Sorry. Mischievous of me.

0
Bob | 10 June 2010 - 1:25pm

I use date

in it's loosest sense. He was with a woman, she looked young. Perhaps she's a researcher on his radio show!

0
Big Guxy | 10 June 2010 - 2:06pm

Ronnie Scotts Birmingham

happily no longer a music venue.A few years ago went to see Nils Lofgren on his acoustic tour. Stunning show spoilt by a couple of arses in front of me talking shit. Rather than risk a fracas I went and complained to a security guard. He came over and told them to keep the noise down. 'You can't talk to us like that, we are members' came the response. 'I dont care what you are, you can leave now'. They were both escorted out - great result but was left wondering if I was going to get ambushed once the show finished. I think there should be more done about this type of behaviour - it is unacceptable.

0
Steve Turner | 10 June 2010 - 12:57pm

What?

I used to go there when I lived in Brum. What happened to it?

0
Hannah | 10 June 2010 - 2:27pm

I think it became

a lap dancing establishment. Jazz dancing. Nice.

Not that I've ever been there m'lud.

0
Molesworth | 10 June 2010 - 2:59pm

Cap'n...

I salute you.
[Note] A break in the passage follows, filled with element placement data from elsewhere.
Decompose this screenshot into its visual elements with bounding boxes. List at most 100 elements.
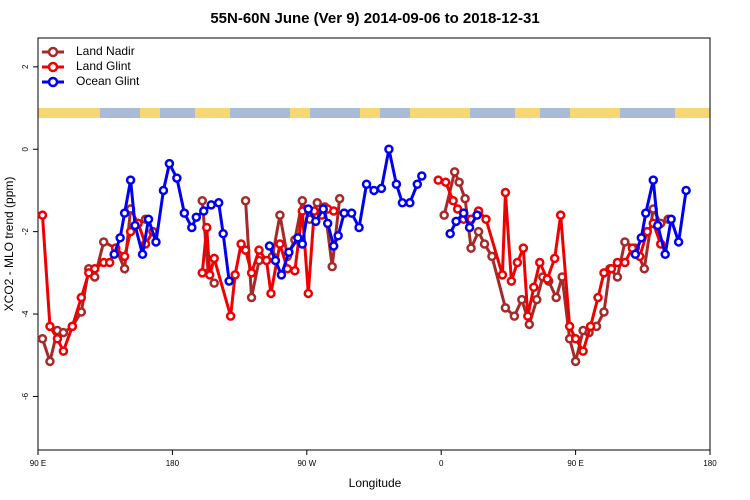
data-point <box>224 276 234 286</box>
data-point <box>172 173 182 183</box>
data-point <box>472 210 482 220</box>
data-point <box>240 195 251 206</box>
data-point <box>433 175 443 185</box>
map-strip <box>38 108 710 118</box>
data-point <box>125 175 136 185</box>
data-point <box>297 239 308 249</box>
data-point <box>417 171 427 181</box>
data-point <box>328 206 339 216</box>
legend-marker <box>47 46 59 58</box>
data-point <box>454 177 464 187</box>
data-point <box>297 195 308 206</box>
data-point <box>45 321 55 332</box>
data-point <box>151 237 161 247</box>
data-point <box>630 249 641 260</box>
data-point <box>84 268 94 278</box>
data-point <box>361 179 372 190</box>
data-point <box>261 255 272 266</box>
data-point <box>593 292 603 303</box>
data-point <box>639 263 650 274</box>
data-point <box>570 334 581 344</box>
y-tick-label: -2 <box>21 228 30 236</box>
data-point <box>266 288 276 299</box>
data-point <box>76 292 87 303</box>
data-point <box>391 179 402 190</box>
data-point <box>500 303 511 313</box>
data-point <box>333 231 343 241</box>
data-point <box>524 319 535 330</box>
data-point <box>464 222 475 233</box>
data-point <box>109 249 119 260</box>
data-point <box>487 251 497 262</box>
data-point <box>518 243 529 253</box>
data-point <box>119 208 130 218</box>
data-point <box>45 356 55 367</box>
data-point <box>164 158 175 169</box>
data-point <box>206 200 216 210</box>
x-tick-label: 90 W <box>297 459 316 468</box>
data-point <box>197 268 208 278</box>
data-point <box>551 292 561 303</box>
data-point <box>130 220 140 231</box>
data-point <box>473 226 484 237</box>
data-point <box>37 334 48 344</box>
data-point <box>466 243 476 253</box>
y-axis-label: XCO2 - MLO trend (ppm) <box>2 177 16 312</box>
data-point <box>346 208 357 218</box>
data-point <box>636 233 647 243</box>
data-point <box>523 311 533 321</box>
data-point <box>500 187 511 198</box>
data-point <box>585 321 596 332</box>
data-point <box>535 257 545 268</box>
data-point <box>440 177 451 187</box>
data-point <box>405 198 415 208</box>
data-point <box>284 247 294 257</box>
data-point <box>652 220 663 231</box>
data-point <box>58 346 69 356</box>
data-point <box>246 292 257 303</box>
data-point <box>509 311 520 321</box>
data-point <box>334 193 345 204</box>
data-point <box>58 327 69 338</box>
data-point <box>119 263 130 274</box>
data-point <box>303 288 314 299</box>
data-point <box>339 208 349 218</box>
data-point <box>648 175 659 185</box>
data-point <box>254 245 264 255</box>
data-point <box>191 212 202 222</box>
legend-marker <box>47 76 59 88</box>
data-point <box>369 185 379 196</box>
data-point <box>599 307 609 317</box>
data-point <box>290 266 300 276</box>
data-point <box>542 274 552 284</box>
data-point <box>270 255 281 266</box>
x-axis-label: Longitude <box>349 476 402 490</box>
data-point <box>512 257 523 268</box>
data-point <box>197 195 208 206</box>
data-point <box>119 251 130 262</box>
data-point <box>327 261 337 272</box>
data-point <box>322 218 333 229</box>
y-tick-label: -6 <box>21 392 30 400</box>
data-point <box>532 294 542 305</box>
data-point <box>354 222 364 233</box>
data-point <box>104 257 115 268</box>
data-point <box>397 198 408 208</box>
x-tick-label: 0 <box>439 459 444 468</box>
data-point <box>276 270 287 280</box>
data-point <box>641 208 651 218</box>
data-point <box>445 228 455 239</box>
data-point <box>125 226 136 237</box>
data-point <box>52 334 63 344</box>
legend-label: Ocean Glint <box>76 74 140 88</box>
data-point <box>606 263 617 274</box>
data-point <box>448 195 458 206</box>
data-point <box>452 204 463 214</box>
data-point <box>179 208 190 218</box>
data-point <box>264 241 275 251</box>
data-point <box>236 239 246 249</box>
data-point <box>230 270 240 280</box>
data-point <box>115 233 125 243</box>
data-point <box>564 321 575 332</box>
data-point <box>37 210 48 220</box>
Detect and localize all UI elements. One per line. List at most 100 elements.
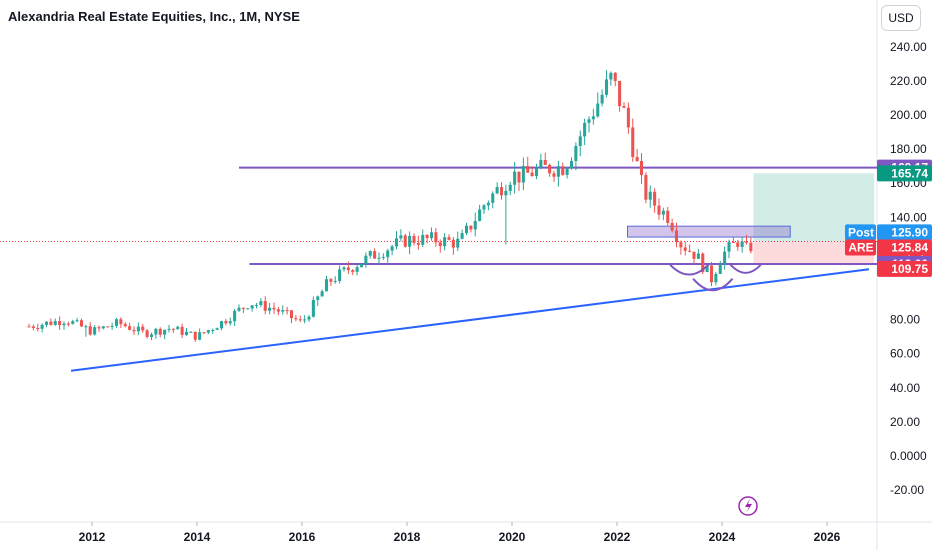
candle-body	[123, 324, 127, 327]
candle-body	[622, 106, 626, 108]
candle-body	[526, 166, 530, 173]
price-badge	[877, 165, 932, 182]
candle-body	[158, 328, 162, 335]
candle-body	[355, 267, 359, 272]
candle-body	[394, 238, 399, 247]
candle-body	[565, 168, 569, 175]
candle-body	[167, 328, 171, 330]
candle-body	[639, 160, 644, 176]
badge-prefix-label: Post	[848, 225, 874, 239]
candle-body	[285, 310, 289, 312]
chart-title: Alexandria Real Estate Equities, Inc., 1…	[8, 9, 300, 24]
candle-body	[478, 209, 482, 221]
candle-body	[329, 279, 333, 282]
candle-body	[456, 238, 460, 248]
candle-body	[193, 331, 197, 340]
candle-body	[399, 235, 403, 239]
currency-selector[interactable]: USD	[881, 5, 921, 31]
candle-body	[346, 267, 350, 271]
candle-body	[88, 326, 92, 335]
x-tick-label: 2022	[604, 530, 631, 544]
candle-body	[377, 257, 381, 259]
price-badge	[877, 224, 932, 241]
candle-body	[237, 307, 241, 311]
candle-body	[718, 264, 722, 274]
candle-body	[62, 323, 66, 326]
candle-body	[661, 210, 665, 215]
x-tick-label: 2020	[499, 530, 526, 544]
candle-body	[298, 319, 302, 321]
candle-body	[342, 267, 346, 270]
badge-prefix	[845, 224, 876, 241]
candle-body	[740, 241, 744, 247]
candle-body	[219, 321, 224, 329]
candle-body	[583, 122, 587, 137]
candle-body	[128, 326, 132, 330]
candle-body	[36, 328, 40, 330]
candle-body	[521, 166, 525, 183]
candle-body	[626, 107, 630, 128]
candle-body	[316, 296, 320, 300]
candle-body	[403, 235, 407, 247]
candle-body	[228, 321, 232, 324]
candle-body	[66, 323, 70, 325]
candle-body	[246, 308, 250, 310]
candle-body	[513, 171, 517, 185]
candle-body	[416, 242, 420, 245]
candle-body	[180, 326, 184, 335]
shoulder-arc[interactable]	[668, 263, 710, 276]
long-position-stop-zone[interactable]	[753, 241, 875, 265]
x-tick-label: 2012	[79, 530, 106, 544]
shoulder-arc[interactable]	[729, 263, 763, 274]
x-tick-label: 2018	[394, 530, 421, 544]
candle-body	[359, 263, 364, 268]
candle-body	[250, 305, 254, 309]
candle-body	[495, 187, 499, 194]
y-tick-label: 60.00	[890, 347, 920, 361]
rising-trendline[interactable]	[70, 268, 870, 372]
candle-body	[202, 332, 206, 334]
candle-body	[429, 232, 434, 239]
y-tick-label: 20.00	[890, 415, 920, 429]
candle-body	[119, 319, 123, 325]
candle-body	[644, 175, 648, 200]
candle-body	[141, 326, 145, 331]
candle-body	[613, 72, 617, 81]
candle-body	[508, 184, 512, 191]
candle-body	[215, 328, 219, 330]
candle-body	[473, 220, 477, 230]
candle-body	[241, 307, 245, 309]
candle-body	[460, 233, 464, 239]
candle-body	[58, 320, 62, 326]
candle-body	[683, 247, 687, 251]
head-arc[interactable]	[692, 278, 734, 292]
candle-body	[320, 291, 324, 297]
candle-body	[517, 171, 521, 183]
candle-body	[176, 326, 180, 330]
y-tick-label: 240.00	[890, 40, 927, 54]
candle-body	[587, 119, 591, 123]
candle-body	[552, 173, 556, 177]
candle-body	[688, 250, 692, 252]
candle-body	[482, 205, 486, 210]
candle-body	[548, 164, 552, 174]
candle-body	[44, 321, 49, 325]
y-tick-label: 200.00	[890, 108, 927, 122]
candle-body	[408, 235, 412, 247]
candle-body	[149, 334, 154, 337]
lightning-icon[interactable]	[738, 496, 758, 516]
candle-body	[307, 316, 311, 320]
candle-body	[311, 299, 315, 317]
candle-body	[272, 307, 276, 310]
y-tick-label: 80.00	[890, 313, 920, 327]
candle-body	[653, 191, 657, 206]
resistance-zone-rectangle[interactable]	[627, 225, 791, 238]
candle-body	[635, 157, 639, 161]
candle-body	[556, 166, 560, 177]
y-tick-label: -20.00	[890, 483, 924, 497]
candle-body	[727, 242, 731, 252]
candle-body	[443, 237, 447, 247]
candle-body	[132, 329, 136, 332]
candle-body	[561, 166, 565, 175]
Thank you for the chortle!

0
Hannah | 10 June 2010 - 2:29pm

Crowded House last night... again

Tuesday night's party of Fuckwits obviously enjoyed the show, because they were back last night as well!

0
pufnstuf | 10 June 2010 - 2:32pm

Great work sir

39 Up Arrows - that surely warrants immediate publication in the magazine?!
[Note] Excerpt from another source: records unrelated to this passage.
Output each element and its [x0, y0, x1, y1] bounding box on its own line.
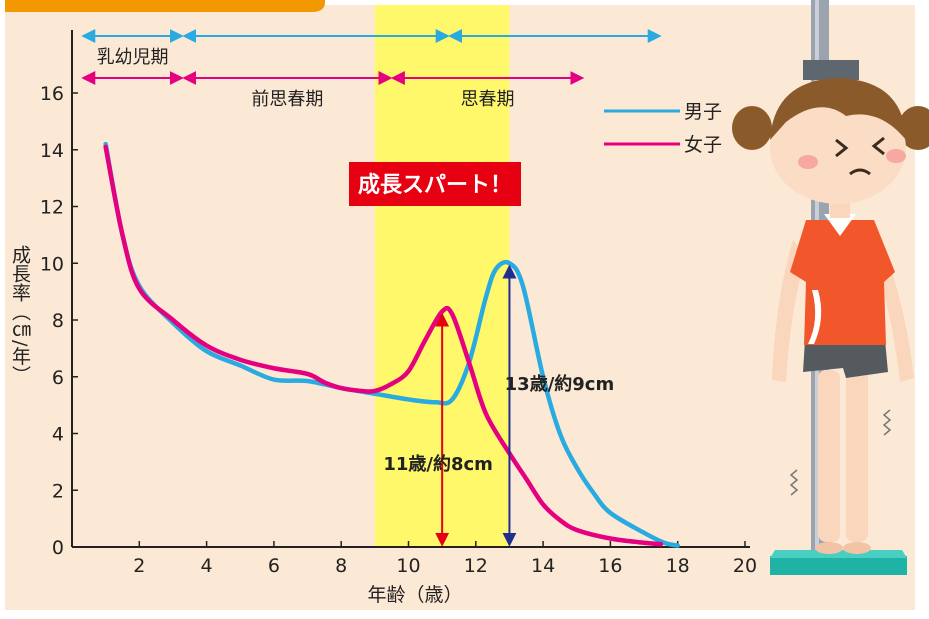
girl-shirt-stripe: [808, 290, 822, 344]
legend-label-boys: 男子: [684, 101, 722, 123]
y-axis-label-group: 成長率（㎝/年）: [9, 245, 31, 385]
girl-foot-right: [843, 542, 871, 554]
x-tick-label: 20: [733, 555, 757, 577]
legend-label-girls: 女子: [684, 134, 722, 156]
height-pole-slider: [803, 60, 859, 80]
girl-shorts: [803, 340, 888, 378]
girl-blush-right: [886, 149, 906, 163]
x-tick-label: 6: [268, 555, 280, 577]
girl-hair: [770, 78, 906, 140]
y-tick-label: 4: [52, 424, 64, 446]
header-tab-decoration: [5, 0, 325, 12]
girl-eye-right: [871, 136, 885, 156]
y-tick-label: 2: [52, 480, 64, 502]
y-tick-label: 14: [40, 140, 64, 162]
y-tick-label: 0: [52, 537, 64, 559]
x-axis-label: 年齢（歳）: [367, 584, 462, 606]
girl-blush-left: [798, 155, 818, 169]
y-tick-label: 6: [52, 367, 64, 389]
x-tick-label: 12: [464, 555, 488, 577]
x-tick-label: 8: [335, 555, 347, 577]
peak-markers: 11歳/約8cm 13歳/約9cm: [383, 264, 615, 547]
legend: 男子 女子: [604, 101, 722, 156]
x-tick-label: 2: [133, 555, 145, 577]
growth-spurt-badge: 成長スパート！: [349, 162, 521, 206]
x-tick-label: 10: [396, 555, 420, 577]
axes: 2 4 6 8 10 12 14 16 18 20 0 2 4 6 8 10 12 14 16: [40, 30, 757, 577]
girl-foot-left: [815, 542, 843, 554]
x-tick-label: 16: [598, 555, 622, 577]
girl-eye-left: [835, 138, 849, 158]
x-tick-label: 14: [531, 555, 555, 577]
girl-mouth: [849, 168, 871, 176]
peak-label-girls: 11歳/約8cm: [383, 453, 493, 475]
peak-label-boys: 13歳/約9cm: [505, 373, 615, 395]
y-tick-label: 8: [52, 310, 64, 332]
girl-pigtail-left: [732, 106, 772, 150]
stage-label: 乳幼児期: [97, 47, 169, 68]
series-line-girls: [103, 144, 664, 547]
series-lines: [103, 141, 680, 548]
scale-top: [770, 550, 907, 558]
wobble-mark-right: [882, 409, 892, 436]
girl-leg-right: [846, 370, 868, 542]
girl-collar: [824, 214, 856, 236]
y-tick-label: 10: [40, 253, 64, 275]
girl-illustration: [732, 0, 929, 575]
y-axis-label: 成長率（㎝/年）: [9, 245, 31, 385]
girl-face: [770, 92, 906, 204]
stage-label: 前思春期: [251, 89, 323, 110]
growth-spurt-label: 成長スパート！: [358, 173, 512, 198]
growth-spurt-badge-bg: [349, 162, 521, 206]
x-tick-label: 18: [666, 555, 690, 577]
series-line-boys: [103, 141, 680, 548]
stage-label: 思春期: [461, 89, 515, 110]
scale-base: [770, 556, 907, 575]
y-tick-label: 16: [40, 83, 64, 105]
y-tick-label: 12: [40, 197, 64, 219]
wobble-mark-left: [789, 469, 799, 496]
girl-leg-left: [818, 370, 840, 542]
x-tick-label: 4: [201, 555, 213, 577]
I must say I've not been troubled by The Fuckwits of late. I tend to avoid seated gigs like the plague since at least if you do get stood next to chatterers you can go somewhere else. I wouldn't tag younger folk as being the chatty ones either, a lot of shows I've seen recently I've found the younger ones incredibly respectful and far too busy drinking in the music to be fiddling with mobiles and so forth.

The chatty ones I think you'll find are not regular gig goers and probably not that interested in the show or have come along for the craic with someone else/on the guest list. They know not what they do, so I do think 'shut-up' signs are a good idea, amazed this isn't more commonplace especially at seated or acoustic shows.

0
Dr Volume | 11 June 2010 - 12:34am

Suits

I've noticed that the people spending the most time filming the gig, texting and looking rather bored are middle-aged men in expensive suits and elegant ties...maybe they get free tickets as a bonus from the snobby firms they work for ?

0
Locust | 21 June 2010 - 12:50am

Extraordinary

I'd just posted on here about tonight's Elvis Costello gig then saw this. Are the Fuckwits doing research on members of the Massive and following us around?!

0
Specs_Beard | 21 June 2010 - 12:05am

I've heard that

The Fuckwits are planning a "Graceland" style approach to their future performances. Expect some South African vuvuzela action at a gig near you very soon.